What is Regression?

Regression is one of the fundamental building blocks of data analysis and is a powerful statistical analysis method that mathematically models the relationship between variables. It is an important tool for anyone with a need to understand, estimate and model the relationship between variables. Regression, which has been used for years in the field of statistics, has now gone beyond artificial intelligence and machine learning and has become a fundamental element. It draws on a wide range of regression analysis, from sales forecasts, climate change models, financial statements, to campaign optimization by marketing professionals.

Definition and History of Regression

Regression analysis is a statistical method that describes the relationship between a dependent variable and one or more independent variables. Its main objective is to estimate the value of the dependent variable from the values of the independent variables. It allows us to understand the relationship between variables in the data set by expressing this relationship as a mathematical model.

The term regression was first used in the 19th century by Sir Francis Galton. Galton observed that the children of parents who were tall also tended to be tall, but shorter than their parents' average height. He called this trend “return to the mean” and used the term “regression” in this context.

The regression analysis we use today was developed with contributions from mathematicians such as Karl Pearson and Udny Yule and became an important part of statistical science in the early 20th century. With the development of modern computer technologies, the ability to quickly calculate complex regression models has been achieved, which has contributed to the popularization of regression analysis.

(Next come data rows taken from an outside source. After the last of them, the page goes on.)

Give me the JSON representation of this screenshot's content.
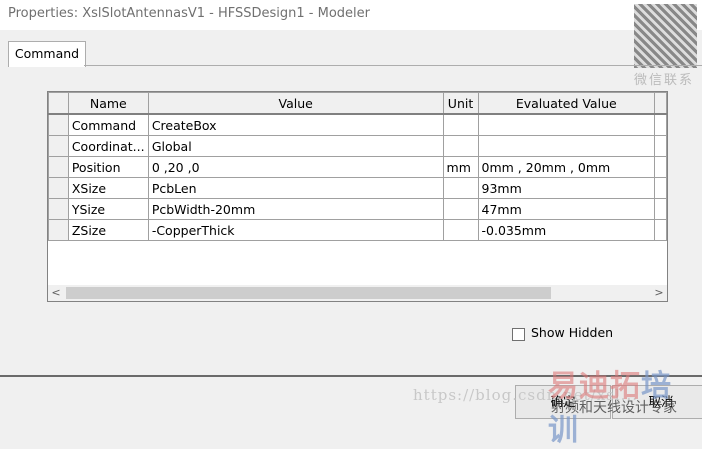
{
  "window": {
    "title": "Properties: XslSlotAntennasV1 - HFSSDesign1 - Modeler"
  },
  "tabs": [
    {
      "label": "Command"
    }
  ],
  "grid": {
    "columns": [
      "Name",
      "Value",
      "Unit",
      "Evaluated Value"
    ],
    "rows": [
      {
        "name": "Command",
        "value": "CreateBox",
        "unit": "",
        "evaluated": ""
      },
      {
        "name": "Coordinat...",
        "value": "Global",
        "unit": "",
        "evaluated": ""
      },
      {
        "name": "Position",
        "value": "0 ,20 ,0",
        "unit": "mm",
        "evaluated": "0mm , 20mm , 0mm"
      },
      {
        "name": "XSize",
        "value": "PcbLen",
        "unit": "",
        "evaluated": "93mm"
      },
      {
        "name": "YSize",
        "value": "PcbWidth-20mm",
        "unit": "",
        "evaluated": "47mm"
      },
      {
        "name": "ZSize",
        "value": "-CopperThick",
        "unit": "",
        "evaluated": "-0.035mm"
      }
    ]
  },
  "show_hidden": {
    "label": "Show Hidden",
    "checked": false
  },
  "buttons": {
    "ok": "确定",
    "cancel": "取消"
  },
  "watermark": {
    "url": "https://blog.csdn.net/xsl...",
    "brand_a": "易迪拓",
    "brand_b": "培训",
    "subtitle": "射频和天线设计专家",
    "qr_label": "微信联系"
  }
}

Types of Regression Analysis

There are several types of regression analysis according to different data types and relationship structures. These species are selected according to the structure of the data to be analyzed, the nature of the relationship between the dependent and independent variables. The most commonly used types of regression are:

Simple Linear Regression

Simple linear regression is the most basic type of regression that models the linear relationship between a single independent variable (X) and a dependent variable (Y). Mathematically it is expressed as:

Y = βω + β⋅x + ε

Here:

Y: Dependent variable
X: Independant
βω: the point at which it intersects the Y-axis (fixed term)
β₂: Slope (effect of a unit change in X on Y)
ε: Error term

Simple linear regression can be used, for example, to model the relationship between the price of a product and the quantity of sales, or to analyze the relationship between hours worked and the quantity of production.

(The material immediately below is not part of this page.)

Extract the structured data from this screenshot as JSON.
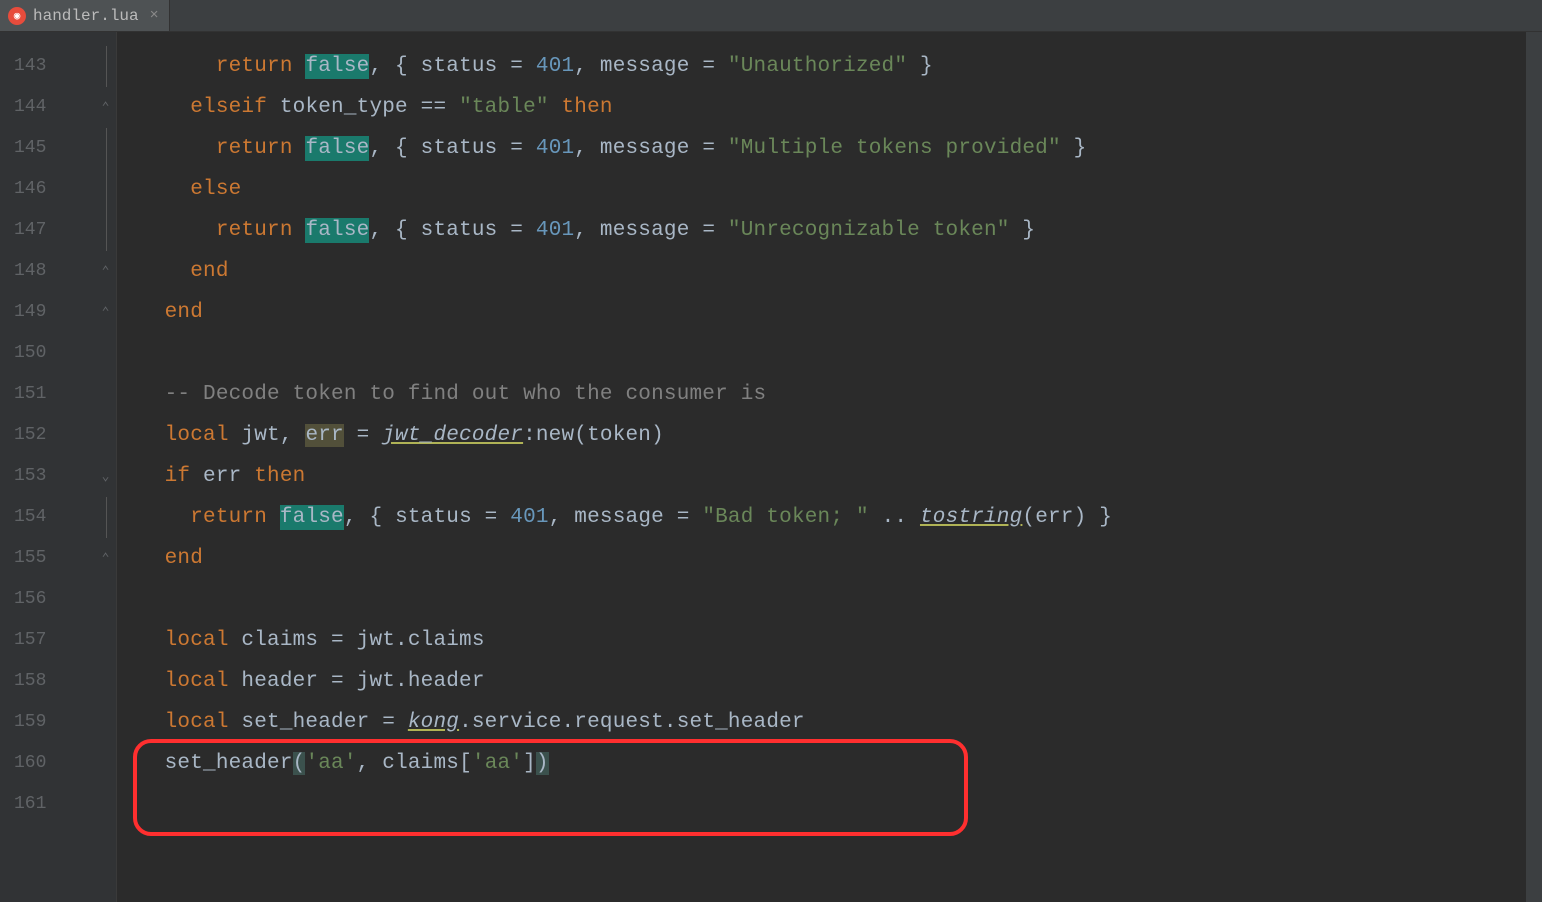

Multiple Linear Regression

Multiple linear regression is a type of regression that models the effect of multiple independent variables on the dependent variable. Its formula is as follows:

Y = βω + β₂x₂ + β₂x₂ +... + βx+ ε

Here:

Y: Dependent variable
X¹, X₂,..., X: Independents
β₂, β₂, β₂,..., β: Regression coefficients
ε: Error term

Multiple linear regression is used to model more complex relationships. For example, to estimate the price of a house, one can take into account multiple factors such as location, size, number of rooms, age.

Polynomial Regression

Polynomial regression is a type of regression used in cases where the relationship between the independent and dependent variable is not linear. It includes different forces of the independent variable:

Y = βω + β₂x + β₂x² + β₃ x³ +... + βx+ ε

Polynomial regression is effective in modeling nonlinear complex relationships. For example, it can be used to model sales trends in the life cycle of a product or the effect of temperature on plant growth.

Logistic Regression

Logistic regression, despite its name, is actually a classification method and is used in cases where the dependent variable is categorical. Although its most common use is to predict one of two categories of outcome (successful/fail, yes/no, 1/0), it can also be extended to multi-category classification.

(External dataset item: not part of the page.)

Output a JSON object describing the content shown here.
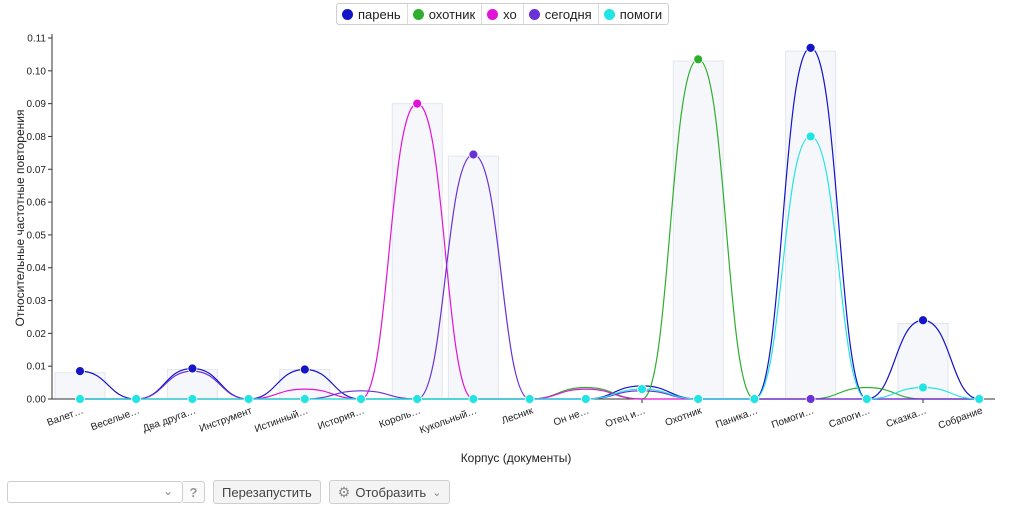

Logistic regression uses the logistic function (sigmoid function) that converts probabilities to a value between 0 and 1:

P (Y=1) = 1/(1 + e^ (- (βω + β₂x₂ + β₂x₂ +... + βx)))

It is widely used in areas such as logistic regression, credit risk assessment, medical diagnosis, predicting customer behavior.

Principle of operation of regression analysis

Regression analysis works using an optimization technique called the “least squares method”. This method aims to find parameters that minimize the sum of the squares of the differences (residuals) between the real values and the estimated values.

The basic steps of regression analysis are:

Data Collection: The first step is to collect the appropriate dataset for analysis. The dataset must contain information about the dependent variable and the independent variables.
Model Selection: Choose the regression model appropriate to the data structure and the nature of the relationship between the variables (linear, polynomial, logistic, etc.).
Parameter Estimation: Estimate model parameters using techniques such as the least squares method.
Model Evaluation: Use various metrics and tests to evaluate the performance of the model.
Forecasting: Make estimates for new data using the generated model.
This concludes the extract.